During a speech delivered a few days ago to a congress attended by many of the world's religious formation directors, Brazilian Cardinal João Braz de Aviz issued the following warning:
Do not distance yourself from the great lines of the Second Vatican Council. In fact, those who are distancing themselves from the Council to make another path are killing themselves. Sooner or later, they will die. They will have no purpose. They will be outside the Church. We need to build, using the Gospel and the Council as a departure point.
One doesn't need to be a seasoned Vaticanista to understand who is at the business end of this verbal cudgel: those who are dedicated to the defense and restoration of the Church's traditional doctrine, liturgy and pastoral practice.

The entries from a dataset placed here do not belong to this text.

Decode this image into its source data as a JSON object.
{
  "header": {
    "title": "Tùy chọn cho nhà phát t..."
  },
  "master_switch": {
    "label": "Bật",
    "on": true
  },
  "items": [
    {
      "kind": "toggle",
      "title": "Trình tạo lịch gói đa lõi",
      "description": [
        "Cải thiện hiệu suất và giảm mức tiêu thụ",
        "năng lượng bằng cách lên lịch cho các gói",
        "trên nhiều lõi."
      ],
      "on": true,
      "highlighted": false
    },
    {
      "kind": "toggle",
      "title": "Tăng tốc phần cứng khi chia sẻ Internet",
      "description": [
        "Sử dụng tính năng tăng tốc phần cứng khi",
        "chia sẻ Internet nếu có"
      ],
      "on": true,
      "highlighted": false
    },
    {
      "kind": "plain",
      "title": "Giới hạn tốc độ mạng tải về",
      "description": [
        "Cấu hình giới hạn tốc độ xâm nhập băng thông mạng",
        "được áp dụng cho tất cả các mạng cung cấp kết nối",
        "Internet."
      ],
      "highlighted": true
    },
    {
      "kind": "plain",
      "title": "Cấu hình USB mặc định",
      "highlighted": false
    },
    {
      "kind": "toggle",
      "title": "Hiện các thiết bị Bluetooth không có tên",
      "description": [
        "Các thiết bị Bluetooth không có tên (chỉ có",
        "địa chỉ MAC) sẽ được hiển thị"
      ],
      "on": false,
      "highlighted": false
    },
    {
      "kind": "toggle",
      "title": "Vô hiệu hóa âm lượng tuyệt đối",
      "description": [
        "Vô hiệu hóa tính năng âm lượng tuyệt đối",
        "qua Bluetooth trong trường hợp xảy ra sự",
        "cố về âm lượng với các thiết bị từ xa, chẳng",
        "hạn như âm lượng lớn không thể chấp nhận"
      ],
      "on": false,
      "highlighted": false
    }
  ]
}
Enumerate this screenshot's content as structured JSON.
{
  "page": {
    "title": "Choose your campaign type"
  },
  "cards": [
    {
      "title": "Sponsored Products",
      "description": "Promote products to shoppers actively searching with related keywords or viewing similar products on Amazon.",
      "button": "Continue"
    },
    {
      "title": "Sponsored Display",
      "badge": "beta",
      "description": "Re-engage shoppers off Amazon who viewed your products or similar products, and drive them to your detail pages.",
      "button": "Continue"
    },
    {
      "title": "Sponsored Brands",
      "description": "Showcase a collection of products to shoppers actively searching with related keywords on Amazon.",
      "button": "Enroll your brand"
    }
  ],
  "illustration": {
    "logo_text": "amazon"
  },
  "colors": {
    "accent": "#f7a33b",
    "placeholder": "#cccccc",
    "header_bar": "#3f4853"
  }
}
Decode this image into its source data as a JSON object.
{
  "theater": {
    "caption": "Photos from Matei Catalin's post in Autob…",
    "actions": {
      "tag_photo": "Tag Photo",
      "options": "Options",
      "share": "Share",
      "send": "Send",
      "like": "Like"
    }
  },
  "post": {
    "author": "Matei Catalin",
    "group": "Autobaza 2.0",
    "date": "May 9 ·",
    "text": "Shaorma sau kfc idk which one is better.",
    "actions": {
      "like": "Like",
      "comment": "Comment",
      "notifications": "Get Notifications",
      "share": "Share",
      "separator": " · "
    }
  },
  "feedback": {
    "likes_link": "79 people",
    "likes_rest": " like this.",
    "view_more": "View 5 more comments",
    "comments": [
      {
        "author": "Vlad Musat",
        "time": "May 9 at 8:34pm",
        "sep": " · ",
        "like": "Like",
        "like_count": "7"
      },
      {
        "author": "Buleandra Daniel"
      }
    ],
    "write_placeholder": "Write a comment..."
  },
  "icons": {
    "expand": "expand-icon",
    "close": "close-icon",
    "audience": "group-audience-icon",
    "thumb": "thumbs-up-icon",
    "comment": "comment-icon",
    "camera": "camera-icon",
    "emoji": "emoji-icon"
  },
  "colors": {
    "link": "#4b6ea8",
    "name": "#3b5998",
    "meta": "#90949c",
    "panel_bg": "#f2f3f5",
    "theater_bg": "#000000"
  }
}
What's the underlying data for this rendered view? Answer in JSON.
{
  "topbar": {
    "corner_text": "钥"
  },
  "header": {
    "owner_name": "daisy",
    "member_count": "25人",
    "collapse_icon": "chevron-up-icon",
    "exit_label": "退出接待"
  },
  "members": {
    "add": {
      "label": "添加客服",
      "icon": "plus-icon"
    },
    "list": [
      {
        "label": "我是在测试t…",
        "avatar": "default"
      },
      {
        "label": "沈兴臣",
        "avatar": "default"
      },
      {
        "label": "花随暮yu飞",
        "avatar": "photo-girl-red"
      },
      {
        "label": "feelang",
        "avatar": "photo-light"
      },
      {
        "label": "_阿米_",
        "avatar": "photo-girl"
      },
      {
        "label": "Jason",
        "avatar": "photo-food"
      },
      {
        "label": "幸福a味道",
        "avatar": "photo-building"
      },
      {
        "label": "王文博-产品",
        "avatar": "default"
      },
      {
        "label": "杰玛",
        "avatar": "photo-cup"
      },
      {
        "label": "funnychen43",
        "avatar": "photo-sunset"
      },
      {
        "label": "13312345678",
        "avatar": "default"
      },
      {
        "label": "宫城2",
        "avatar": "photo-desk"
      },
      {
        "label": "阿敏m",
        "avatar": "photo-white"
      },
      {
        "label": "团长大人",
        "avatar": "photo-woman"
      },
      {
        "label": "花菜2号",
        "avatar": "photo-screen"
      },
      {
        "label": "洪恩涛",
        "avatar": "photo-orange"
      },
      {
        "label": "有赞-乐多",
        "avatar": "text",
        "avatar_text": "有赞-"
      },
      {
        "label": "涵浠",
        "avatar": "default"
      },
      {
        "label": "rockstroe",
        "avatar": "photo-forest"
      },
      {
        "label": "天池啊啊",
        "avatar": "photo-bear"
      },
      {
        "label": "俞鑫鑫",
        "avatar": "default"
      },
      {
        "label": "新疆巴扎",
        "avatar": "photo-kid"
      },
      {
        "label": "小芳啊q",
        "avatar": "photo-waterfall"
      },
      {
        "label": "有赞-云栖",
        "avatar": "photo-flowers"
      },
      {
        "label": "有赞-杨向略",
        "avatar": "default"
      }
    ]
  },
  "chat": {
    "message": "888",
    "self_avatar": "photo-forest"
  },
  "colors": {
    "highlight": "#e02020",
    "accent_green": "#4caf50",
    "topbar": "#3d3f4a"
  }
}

It's no secret that traditional seminaries - whether they be those of the Society of Saint Pius X (SSPX), or of the Priestly Society of Saint Peter (FSSP) or of the Institute of Christ the King Sovereign Priest (ICKSP), or of the Fraternity of Saint Joseph the Guardian (FSJC), etc. - are filling up fast, while those dedicated to the reforms of Vatican II are having a hard time keeping their seminaries open for want of applicants. Even in regular diocesan seminaries, the choice to include training in the Traditional Latin Mass not infrequently leads to a surge in applications (cf. the U.S. Diocese of Madison under the guidance of Bishop Morlino). Given that this statement was made to an international group of religious formation directors, the Cardinal is apparently hoping to squash chatter that maybe - just maybe - those traditional seminaries and orders which are returning to a more strict observance of their original charisms are doing something right.
Not so, according to Cardinal de Aviz; to distance oneself from Vatican II is to commit ecclesiastical suicide. The kind where you stab yourself multiple times in the back, like with the Franciscans of the Immaculate.
What's next? A dead fish wrapped in a cassock dropped on Bishop Fellay's doorstep?